It doesn’t take a crystal ball to predict the trend toward increasingly affordable full-frame digital SLR models. Based on the popularity of the new full-frame Nikon D600 and Canon EOS 6D (both priced at $2,099, body only), it’s likely that a new full-frame HDSLR model will break the $1,000 price point within a year or two. But does the arrival of lower-cost full-frame models signal the demise of the APS-C class of HDSLRs currently dominating the field of entry-level, advanced amateur and semi-pro models?
That’s a logical question. After all, the APS-C format has already died once—albeit in its original Advanced Film incarnation that was killed off by the rise of digital compact cameras. But unlike their film-based ancestors, which included a handful of APS-C SLR models, the proven advantages found in APS-C DSLRs may give them a reprieve from the same fate. Let’s take a closer look at those benefits, especially as they relate to pros who demand more than improved low-light performance and depth-of-field separation from their camera systems.
For starters, APS-C DSLR bodies can be built smaller and for less than similar-featured, full-frame DSLR bodies, period. That’s because nearly all of the components involved in the camera design and exposure system are larger and more expensive to manufacture in full-frame cameras. Topping the list is the cost differential between the full-frame sensor and APS-C sensor, with full-frame sensors typically priced several hundred dollars more per chip due to the difficulty faced in manufacturing a larger-area sensor. (Approximately 30 full-frame sensors can fit on an eight-inch wafer compared to over 100 APS-C sensors, and defects are more likely in the full-frame manufacturing process.) Obviously, the cost of manufacturing full-frame sensors has come down over the years as resolution has increased or we wouldn’t see affordable 20-plus-megapixel models like the Nikon D600 or Canon EOS 6D. The same can be said about APS-C sensors. However, other component costs for a full-frame camera have remained higher, including the prices for the larger reflex mirror (Canon and Nikon models), SLT mirror (Sony), optical viewfinder, shutter blade, internal AF motor and even the batteries (more power needed to operate the mirror assembly, shutter and AF).
In this increasingly competitive space, manufacturers can’t hide or absorb the cost of building the camera in hopes that photographers will buy more lenses and accessories to make them profitable. So don’t expect the same features and performance between similar-priced APS-C and full-frame HDSLRs. For the same price, the APS-C camera likely will include faster focusing systems, better burst performance, better build, additional manual controls over video, etc. The question pros must ask is whether the increased low-light performance, typically brighter viewfinder and increased depth-of-field separation provided by a full-frame DSLR will be enough to offset the missing features, smaller sizes and lower costs of APS-C models.
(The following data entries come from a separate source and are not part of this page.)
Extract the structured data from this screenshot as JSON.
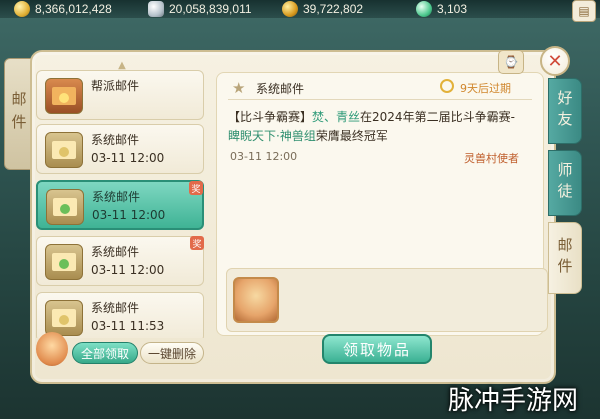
{
  "currencies": [
    {
      "icon": "gold-ingot-icon",
      "value": "8,366,012,428"
    },
    {
      "icon": "silver-icon",
      "value": "20,058,839,011"
    },
    {
      "icon": "coin-icon",
      "value": "39,722,802"
    },
    {
      "icon": "jade-icon",
      "value": "3,103"
    }
  ],
  "left_tab": {
    "label": "邮件"
  },
  "mail_list": [
    {
      "icon": "guild-chest-icon",
      "title": "帮派邮件",
      "date": ""
    },
    {
      "icon": "envelope-icon",
      "title": "系统邮件",
      "date": "03-11 12:00"
    },
    {
      "icon": "envelope-icon",
      "title": "系统邮件",
      "date": "03-11 12:00",
      "badge": "奖"
    },
    {
      "icon": "envelope-icon",
      "title": "系统邮件",
      "date": "03-11 12:00",
      "badge": "奖"
    },
    {
      "icon": "envelope-icon",
      "title": "系统邮件",
      "date": "03-11 11:53"
    }
  ],
  "buttons": {
    "claim_all": "全部领取",
    "delete_all": "一键删除",
    "claim": "领取物品"
  },
  "message": {
    "sender": "系统邮件",
    "expire": "9天后过期",
    "body_prefix": "【比斗争霸赛】",
    "names": "焚、青丝",
    "body_mid": "在2024年第二届比斗争霸赛-",
    "team": "睥睨天下·神兽组",
    "body_suffix": "荣膺最终冠军",
    "date": "03-11 12:00",
    "signer": "灵兽村使者"
  },
  "right_tabs": [
    "好友",
    "师徒",
    "邮件"
  ],
  "watermark": "脉冲手游网"
}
Wait! We’re forgetting the other half of the DSLR equation: the cost, size and compatibility of lenses! If you’re moving up from an APS-C-based DSLR, you’ll notice that lenses optimized for use on full-frame cameras are larger and more expensive than their APS-C-optimized equivalents. Again, material costs add up, but manufacturers also know that pros are more willing to spend more for a good lens (or they can blame the higher prices on economy of scale). Sure, a full-frame camera provides a wider field of view for any given focal length than an APS-C camera, but you may not be able to fit as many lenses in your camera bag (or budget), and if you’re a Canon shooter, you also lose backward-compatibility with your existing stock of lightweight EF-S lenses. (You can mount Nikon DX lenses on FX models such as the D600; however, you can’t mount a Canon EF-S lens on full-frame models such as the Canon EOS 6D without an adapter because of differences in back-focus distance and interference from the mirror.)